I guess I'm the oddball. I loved my first year! But I work on a particularly wonderful unit in a wonderful hospital. Most days, my job is a joy. But if I compare it to where I was an extern, and did clinicals, I know that I hit the proverbial jackpot with my job. That's not to say it's not hard, because it is. But in a challenging way, not a miserable way.

Bless you for your post. I'm early in the game, just entering NS in the spring, but I am already so worried about the anxiety that I'm sure will consume me in my first year of nursing. I worry about making mistakes, which of course makes you more likely to make a mistake. The part about sneaking into the hospital to check on the heparin made me laugh; I've done similar at a previous job that kept me awake at night!

And that was worry over whether I'd done something correctly at a dairy, not over whether I made a mistake that could cost someone's life. Glad to hear it gets better- I'm sure I will be back in a couple years saying I don't know how I can ever do this job!
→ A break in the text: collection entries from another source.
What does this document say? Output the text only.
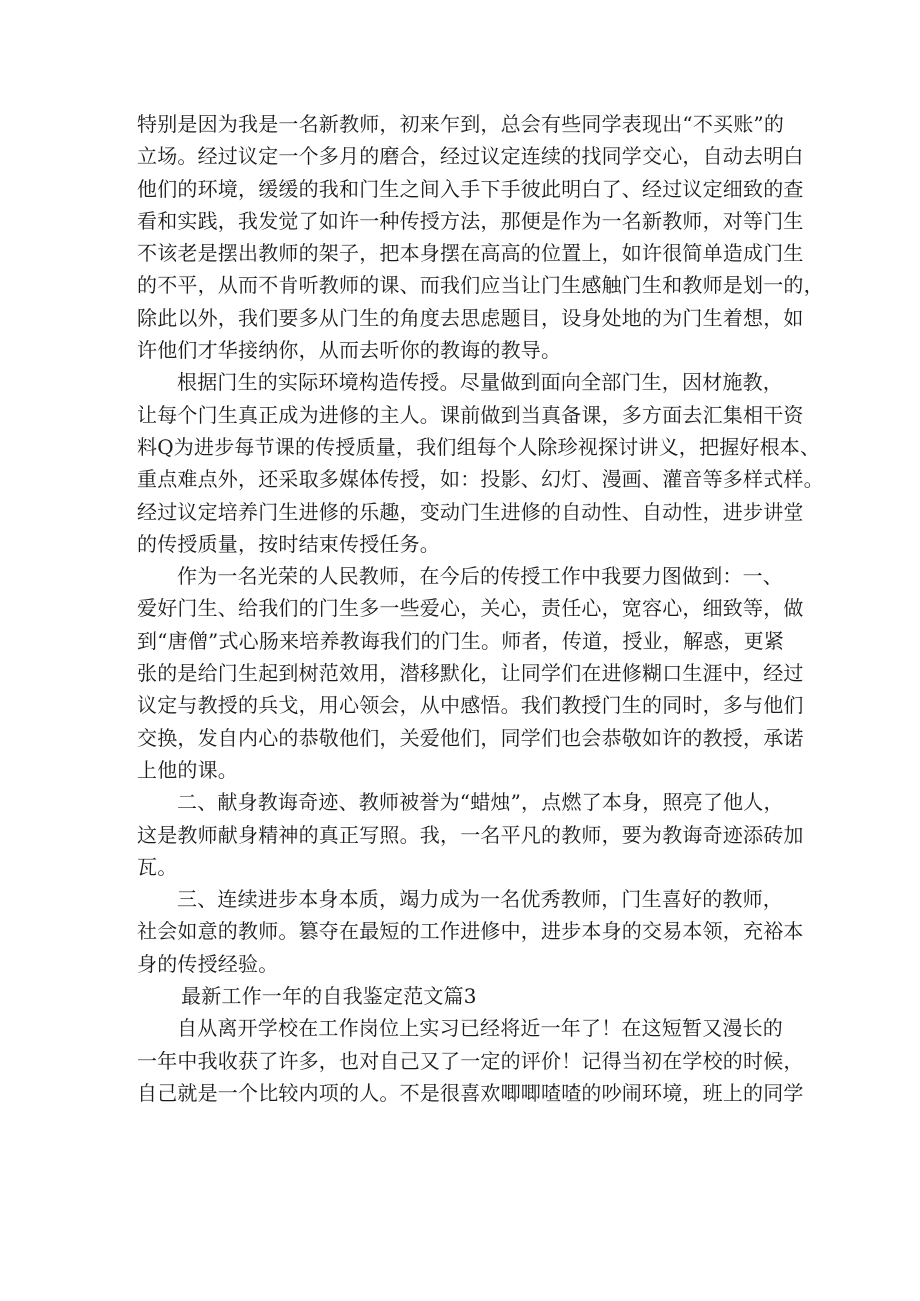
特别是因为我是一名新教师，初来乍到，总会有些同学表现出“不买账”的
立场。经过议定一个多月的磨合，经过议定连续的找同学交心，自动去明白
他们的环境，缓缓的我和门生之间入手下手彼此明白了、经过议定细致的查
看和实践，我发觉了如许一种传授方法，那便是作为一名新教师，对等门生
不该老是摆出教师的架子，把本身摆在高高的位置上，如许很简单造成门生
的不平，从而不肯听教师的课、而我们应当让门生感触门生和教师是划一的，
除此以外，我们要多从门生的角度去思虑题目，设身处地的为门生着想，如
许他们才华接纳你，从而去听你的教诲的教导。
根据门生的实际环境构造传授。尽量做到面向全部门生，因材施教，
让每个门生真正成为进修的主人。课前做到当真备课，多方面去汇集相干资
料Q为进步每节课的传授质量，我们组每个人除珍视探讨讲义，把握好根本、
重点难点外，还采取多媒体传授，如：投影、幻灯、漫画、灌音等多样式样。
经过议定培养门生进修的乐趣，变动门生进修的自动性、自动性，进步讲堂
的传授质量，按时结束传授任务。
作为一名光荣的人民教师，在今后的传授工作中我要力图做到：一、
爱好门生、给我们的门生多一些爱心，关心，责任心，宽容心，细致等，做
到“唐僧”式心肠来培养教诲我们的门生。师者，传道，授业，解惑，更紧
张的是给门生起到树范效用，潜移默化，让同学们在进修糊口生涯中，经过
议定与教授的兵戈，用心领会，从中感悟。我们教授门生的同时，多与他们
交换，发自内心的恭敬他们，关爱他们，同学们也会恭敬如许的教授，承诺
上他的课。
二、献身教诲奇迹、教师被誉为“蜡烛”，点燃了本身，照亮了他人，
这是教师献身精神的真正写照。我，一名平凡的教师，要为教诲奇迹添砖加
瓦。
三、连续进步本身本质，竭力成为一名优秀教师，门生喜好的教师，
社会如意的教师。篡夺在最短的工作进修中，进步本身的交易本领，充裕本
身的传授经验。
最新工作一年的自我鉴定范文篇3
自从离开学校在工作岗位上实习已经将近一年了！在这短暂又漫长的
一年中我收获了许多，也对自己又了一定的评价！记得当初在学校的时候，
自己就是一个比较内项的人。不是很喜欢唧唧喳喳的吵闹环境，班上的同学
Specializes in pediatric, PICU.

(Sorry for the long post)

Wow, this is exactly what I needed to see today. I'm in my first few months of med-surg nursing and I've had 2 awful days in a row(I feel that most of my days kind of suck, but getting off at 9 and 10 is especially annoying). I've been thinking about quitting since 4pm yesterday, after getting 2 admits within an hour of each other, while having a patient that was becoming increasingly weak on the left side. With surgery consults and scans ordered. I also had 2 patients going and coming from surgery. (I don't think it sounds too bad either, but it was everything all at once).

I was angry at the charge nurse and house supervisor because it seems like they don't care about the load that the nurses have. They just want to fill beds. I never thought I'd be one of those nurses that cried, but I hid in the bathroom and did just that after my director told me about another patient feeling neglected by me.

I still hate med-surg, my heart is in pediatrics, but for some reason this counts more towards experience for continuing school.

Anyway, thanks for this post, I'm fighting tears just typing all this right now. I'll hang in there

This is right on the money. I finished orientation about a month ago on a medical oncology unit and I feel horrible before and after every shift. The staff are pretty helpful for the most part but I find it really easy to fall behind or at least feel like I'm falling behind. Thank you for posting this.

I do genuinely feel that if I can manage to stick this out for this first year that everything will start coming together and I'll feel a lot better. Friends and family just don't really seem to understand.

Specializes in Outpatient Psychiatry.

Good points.

I hated my first nursing job because I hated the work - med/surg.

Specializes in cardiac/education.
I am 4 months into nursing and I love it. I feel appreciated everyday and feel like I can keep up with my workload. I know time management is still an issue, but it is awesome to me. I guess I am just having a great experience with my hospital.